Abstract 16414: Changes in the Adhesion of the Cardiomyocytes of Patients With Ischemic Cardiomyopathy are Highly Related to Depressed Left Ventricular Function
Introduction: Cell adhesion is essential for the proper organization and function of tissues, allowing the process of cardiac contraction in the myocardium. Several molecules are involved in cell binding, such as cadherins and connexins in intercellular junctions and integrins in cell-matrix junctions. Although numerous studies have found abnormalities in some of these molecules in the cardiac tissue of patients with heart failure (HF), the molecular details involved in these changes are not known yet.

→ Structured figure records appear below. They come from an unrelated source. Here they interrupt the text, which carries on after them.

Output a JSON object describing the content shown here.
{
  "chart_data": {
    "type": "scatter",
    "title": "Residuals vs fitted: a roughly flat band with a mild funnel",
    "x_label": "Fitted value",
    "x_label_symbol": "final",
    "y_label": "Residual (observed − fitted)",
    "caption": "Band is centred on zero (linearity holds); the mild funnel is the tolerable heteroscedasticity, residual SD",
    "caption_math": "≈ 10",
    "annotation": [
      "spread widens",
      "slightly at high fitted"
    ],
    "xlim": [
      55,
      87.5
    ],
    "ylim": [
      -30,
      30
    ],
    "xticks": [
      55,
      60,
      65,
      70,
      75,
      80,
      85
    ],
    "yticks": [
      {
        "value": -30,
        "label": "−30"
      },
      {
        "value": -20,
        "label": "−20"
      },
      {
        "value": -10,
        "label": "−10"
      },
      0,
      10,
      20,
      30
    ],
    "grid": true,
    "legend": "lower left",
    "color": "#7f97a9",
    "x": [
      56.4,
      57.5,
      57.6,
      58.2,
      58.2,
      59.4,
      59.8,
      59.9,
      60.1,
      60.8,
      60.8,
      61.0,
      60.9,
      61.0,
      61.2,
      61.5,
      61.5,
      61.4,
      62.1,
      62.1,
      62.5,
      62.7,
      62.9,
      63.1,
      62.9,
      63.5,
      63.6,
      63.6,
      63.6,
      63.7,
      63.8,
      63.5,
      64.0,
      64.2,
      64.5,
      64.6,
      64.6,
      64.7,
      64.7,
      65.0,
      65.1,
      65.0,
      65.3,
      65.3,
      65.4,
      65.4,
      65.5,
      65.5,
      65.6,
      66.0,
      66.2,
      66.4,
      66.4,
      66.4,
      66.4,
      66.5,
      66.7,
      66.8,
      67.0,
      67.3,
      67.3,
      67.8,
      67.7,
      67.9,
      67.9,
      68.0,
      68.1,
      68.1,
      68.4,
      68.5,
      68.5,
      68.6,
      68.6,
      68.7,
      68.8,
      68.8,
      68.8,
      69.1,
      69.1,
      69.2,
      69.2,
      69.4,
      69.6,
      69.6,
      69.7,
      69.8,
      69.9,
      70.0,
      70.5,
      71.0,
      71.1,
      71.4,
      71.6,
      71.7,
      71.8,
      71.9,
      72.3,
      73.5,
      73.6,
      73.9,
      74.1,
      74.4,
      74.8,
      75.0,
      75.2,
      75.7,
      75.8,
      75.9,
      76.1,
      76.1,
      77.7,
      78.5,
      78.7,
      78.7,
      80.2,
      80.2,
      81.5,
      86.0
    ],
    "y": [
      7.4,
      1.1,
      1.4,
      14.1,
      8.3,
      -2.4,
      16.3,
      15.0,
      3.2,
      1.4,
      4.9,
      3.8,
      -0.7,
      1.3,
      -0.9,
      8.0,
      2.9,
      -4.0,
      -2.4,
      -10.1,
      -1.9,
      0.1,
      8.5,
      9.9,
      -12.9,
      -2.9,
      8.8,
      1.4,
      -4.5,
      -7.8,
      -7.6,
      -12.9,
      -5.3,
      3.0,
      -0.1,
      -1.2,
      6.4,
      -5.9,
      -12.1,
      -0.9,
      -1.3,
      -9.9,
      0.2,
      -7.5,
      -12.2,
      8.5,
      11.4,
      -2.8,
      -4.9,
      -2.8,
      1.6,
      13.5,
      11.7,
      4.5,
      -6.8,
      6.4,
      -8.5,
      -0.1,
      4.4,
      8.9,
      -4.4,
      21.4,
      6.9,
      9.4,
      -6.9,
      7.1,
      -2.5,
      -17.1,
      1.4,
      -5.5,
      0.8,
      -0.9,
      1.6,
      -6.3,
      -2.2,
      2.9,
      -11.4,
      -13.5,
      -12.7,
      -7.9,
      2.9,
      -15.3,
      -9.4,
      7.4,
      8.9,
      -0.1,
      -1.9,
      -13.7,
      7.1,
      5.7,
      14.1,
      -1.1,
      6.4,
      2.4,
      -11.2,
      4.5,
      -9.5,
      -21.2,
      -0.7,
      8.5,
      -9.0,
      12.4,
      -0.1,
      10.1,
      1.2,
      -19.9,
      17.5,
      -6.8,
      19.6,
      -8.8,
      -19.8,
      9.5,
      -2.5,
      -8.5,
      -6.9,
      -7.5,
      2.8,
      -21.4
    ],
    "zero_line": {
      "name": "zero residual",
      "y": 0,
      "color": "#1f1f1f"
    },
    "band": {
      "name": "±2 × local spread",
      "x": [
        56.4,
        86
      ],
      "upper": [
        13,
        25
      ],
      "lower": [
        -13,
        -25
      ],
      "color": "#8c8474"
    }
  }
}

Methods: We performed an exhaustive analysis of the expression of genes related to cell adhesion using high-throughput RNA sequencing technology (RNA-Seq). Genetic analysis was performed in patients with dilated cardiomyopathy (DCM) (n=13) and ischemic cardiomyopathy (ICM) (n=13) compared with control hearts (CNT) (n=10). To study the behavior of differentially expressed genes we performed a functional analysis using the DAVID bioinformatics v6 0.7 data base. The morphology of the intercalated discs between HF patients and controls using transmission electron microscopy was compared.
Results: The functional analysis of genes related to cell adhesion revealed alterations in the expression (rate of change>1.3 and p<0.05). A total of 24 genes differentially expressed in HF vs CNT, of which 6 encode integrins and 18 encode molecules involved in intercellular junctions, were identified. Different types of cell junctions are represented by at least one protein encoded by the 18 genes with different expression between patients and controls (GJA3, p<0.0001; DSP, p<0.0001; CLDN9, p<0.0001; PVRL3, p<0.01; PCDHGA3, p<0.001; VCL, p<0.0001; ITGA1, p<0.01). We also observed an elevated inverse relationship between the expression of PCDHGA3 and left ventricular end-systolic diameter (r=-0.86, p<0.01) and fractional shortening (r=-0.86, p<0.01) in patients with ICM.
Conclusions: This study reveals altered cell adhesions in patients with HF. The use of RNA-Seq technology allows us to identify new genes involved in the cardiomyocyte binding with aberrant expression in HF. Changes in PCDHGA3 are related to depressed left ventricular function in ICM.
Author Disclosures: M. Rivera: None. M. Manzanares: None. A. Martinez: None. A. Ortega: None. C. Gil Cayuela: None. E. Tarazon: None. E. Rosello: None. M. Portoles: None.
- © 2014 by American Heart Association, Inc.